The next morning, I convinced the principal’s secretary to give me enough small soft-covered notebooks for my Period 3 class. At 10:23, after giving one notebook to each of my students and one to myself, I announced that we were going to write as fast as we could for three minutes without stopping, and without any regard for spelling, punctuation or grammar. During a moment of stunned silence, I saw a number of sideways glances, raised eyebrows and shrugged shoulders. I said, “Look. I’m working on my writing, too, and I’m going to write along with you. No questions asked. If you don’t know what to say, then just write, ‘I don’t know what to write’ for three minutes without stopping.” Nick punched John in the back while John’s eyes rolled in disbelief. “Let’s go,” I said. My heart was pounding as I began to write. After three minutes, I cautiously looked up and saw twenty-five hulks bent over small soft-covered notebooks, scribbling away.
We continued this drill every day at the beginning of the class period for the rest of the year. The change occurred slowly. The little notebooks became sources of information and instruction. We started by sharing words that jumped out at us from someone’s writing. Then it grew. It became cool to talk about writing, to expand vocabulary and even to spell correctly. We went to the notebooks to use our own sentences for revision, and we learned how to work in pairs and groups. When they wrote, I wrote. I didn’t diminish my subject-matter expertise, but I did let them know that I found writing hard work, too. And that was the truth. I read some of my work to them and told them where I was stuck. They offered suggestions and asked helpful questions. When Walt said, “You mean you don’t know all the answers?” I realized that this time they were laughing with me instead of at me.
Books stopped dropping on the floor, knuckles no longer banged on the desks, and John’s desk stayed miraculously in place. On a memorable Tuesday, I heard Walt call out to Vin, “Hey, what do you think of this description of how the inside of a police car smells? Pungent.”
Vin said, “Great word. I’ve never been inside a police car. What else did you smell and see in there?”

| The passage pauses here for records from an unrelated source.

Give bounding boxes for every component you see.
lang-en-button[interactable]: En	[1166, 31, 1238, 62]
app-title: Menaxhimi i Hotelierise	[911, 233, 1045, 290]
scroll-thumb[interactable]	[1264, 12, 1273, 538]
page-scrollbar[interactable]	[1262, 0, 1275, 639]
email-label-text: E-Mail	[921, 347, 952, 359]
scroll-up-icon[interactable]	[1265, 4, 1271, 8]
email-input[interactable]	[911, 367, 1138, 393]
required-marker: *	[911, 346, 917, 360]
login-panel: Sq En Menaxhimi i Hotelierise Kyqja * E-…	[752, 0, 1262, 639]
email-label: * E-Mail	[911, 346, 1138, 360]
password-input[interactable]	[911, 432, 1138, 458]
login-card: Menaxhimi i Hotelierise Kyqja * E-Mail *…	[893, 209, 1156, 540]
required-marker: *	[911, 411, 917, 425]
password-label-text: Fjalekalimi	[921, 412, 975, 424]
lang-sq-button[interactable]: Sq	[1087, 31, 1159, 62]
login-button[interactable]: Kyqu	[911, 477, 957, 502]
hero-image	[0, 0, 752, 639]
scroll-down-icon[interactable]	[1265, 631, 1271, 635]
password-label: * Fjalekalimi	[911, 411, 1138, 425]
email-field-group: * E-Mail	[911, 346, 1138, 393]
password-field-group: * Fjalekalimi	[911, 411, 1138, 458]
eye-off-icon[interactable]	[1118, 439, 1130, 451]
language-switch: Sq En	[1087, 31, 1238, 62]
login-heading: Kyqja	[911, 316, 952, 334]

Gradually, Vin started to turn his love of sudden and unexpected sound and rhythm into poetry. Nick disengaged himself from the window cords and became the class vocabulary expert, keeping a thesaurus on his desk for general consultation. On the day John got applause for the piece he wrote on motorcycles instead of his walk to the principal’s office, I wanted to dance in the streets.
The notebooks became inspirations for longer pieces. After about six weeks of small daily steps that built on the three-minute writing, I got to class early one day to find Walt writing busily in his notebook. Head down, he said, “Last night I thought of more stuff that I wanted to say about that day in the police car.” When he looked up at me for an instant, I saw tears in his eyes. I touched his shoulder gently and said, “Let me know if you want to share any of this with me.” He looked up once again, this time with a tearful smile, and we began to share our stories.
From that point on, we all unclenched our fists - and our hearts. The threats and ultimatums were gone. I went home energized instead of depleted, and the taxpayers were finally getting what they paid for. Caring and mutual respect, mixed with a bit of humor, worked every time. It was so simple once I got it. The hulks were really angels at heart.